We must find our way beyond it, we must wake up to the other story that we lost so long ago and whose importance now could not be greater. The longer we leave it, the more our denial is written in blood. For the scale of the horror we are all responsible for, look to the jungles of Ecuador, try to imagine the cries of people who have had no part in contributing to this mess, who - from Russia to Papua New Ginea to Nigeria - are now fighting for their lives and that of the land they have lived truly lightly on.
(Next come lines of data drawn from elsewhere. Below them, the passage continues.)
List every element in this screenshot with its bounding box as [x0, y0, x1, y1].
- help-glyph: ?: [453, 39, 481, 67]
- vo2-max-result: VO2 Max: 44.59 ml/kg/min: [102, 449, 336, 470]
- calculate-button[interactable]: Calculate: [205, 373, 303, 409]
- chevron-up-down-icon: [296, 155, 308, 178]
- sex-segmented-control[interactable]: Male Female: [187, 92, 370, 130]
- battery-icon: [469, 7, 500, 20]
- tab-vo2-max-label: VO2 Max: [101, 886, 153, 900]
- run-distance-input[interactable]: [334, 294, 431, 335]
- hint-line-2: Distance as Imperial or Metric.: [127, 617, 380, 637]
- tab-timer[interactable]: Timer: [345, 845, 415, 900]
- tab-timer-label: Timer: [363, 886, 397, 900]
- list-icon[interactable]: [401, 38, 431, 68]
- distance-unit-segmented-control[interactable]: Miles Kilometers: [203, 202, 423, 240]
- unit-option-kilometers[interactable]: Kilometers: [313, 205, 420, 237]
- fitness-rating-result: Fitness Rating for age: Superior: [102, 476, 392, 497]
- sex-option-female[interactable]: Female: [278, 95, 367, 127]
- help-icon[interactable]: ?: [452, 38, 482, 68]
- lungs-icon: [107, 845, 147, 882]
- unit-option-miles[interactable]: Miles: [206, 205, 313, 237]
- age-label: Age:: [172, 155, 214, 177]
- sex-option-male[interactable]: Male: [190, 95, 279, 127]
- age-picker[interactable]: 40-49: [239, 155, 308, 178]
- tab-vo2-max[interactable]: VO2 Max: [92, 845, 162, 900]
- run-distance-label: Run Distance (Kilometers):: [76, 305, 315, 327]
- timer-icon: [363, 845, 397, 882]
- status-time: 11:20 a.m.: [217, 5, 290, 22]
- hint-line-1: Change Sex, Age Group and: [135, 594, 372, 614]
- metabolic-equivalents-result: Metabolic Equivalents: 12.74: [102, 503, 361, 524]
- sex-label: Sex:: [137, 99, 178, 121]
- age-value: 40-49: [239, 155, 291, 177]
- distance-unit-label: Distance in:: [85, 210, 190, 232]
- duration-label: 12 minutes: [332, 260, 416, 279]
We must wake up. We really know on every level that we are in trouble but seek to block it out, to let our lives hold to their current course because this requires less effort, because we are caught up in the momentum of several centuries of change that let us think we could play God. Our awakening must be as much as anything from the forces of despair and apathy and must bring us into not only a greater perception of the nature of the problem; it must bring us into a greater sense of our own power, of what we can achieve despite all odds. Even the most glorious of summers, even the strongest sense of peace will not lead us clear if we do not confront the paradigm that seeks to keep our future from us and which vast leagues of speculators serve, blindly or recklessly or simply caught by love of money and the power it appears to bring but which ultimately leaves you all the weaker if in it’s acquisition you have lost so much that once was precious.
The scale of the challenge is nothing short of monumental. It is already one of several fields – the often literal coalface in the most unspoiled regions of the world being the most obvious and perhaps the most pressing and extreme. But also we are challenged in what we permit to pass within our nations’ borders - however much such borders must be held in perspective with the growing volkerwanderung we all now face, however much we cling to the comforts of a passing age. We must too challenge everything about our own behaviour, about how we relate to our land and localities. We must above all never think we are incapable or unworthy of the task that has been set us.
Everything we love lies in the balance and this is not the time to sit back, cross our fingers and hope for the best. We must all act to the best of our potential. It is for every one of us to play our part. And to do so we must step away from our screens for a while, think what it is like to lose your land and health and loved ones and remember this is not some tubthumped doomsday that may come if our elected politicians do not save us. It is already the reality for a growing number of First Nation peoples to whom we all owe a massive debt of gratitude, who hold so much knowledge that can inform the nature of the way ahead. We owe it to them to re-evaluate our every shared assumption, our every scrap of received wisdom: our own survival rests upon their fate, as does that which still remains of our morality.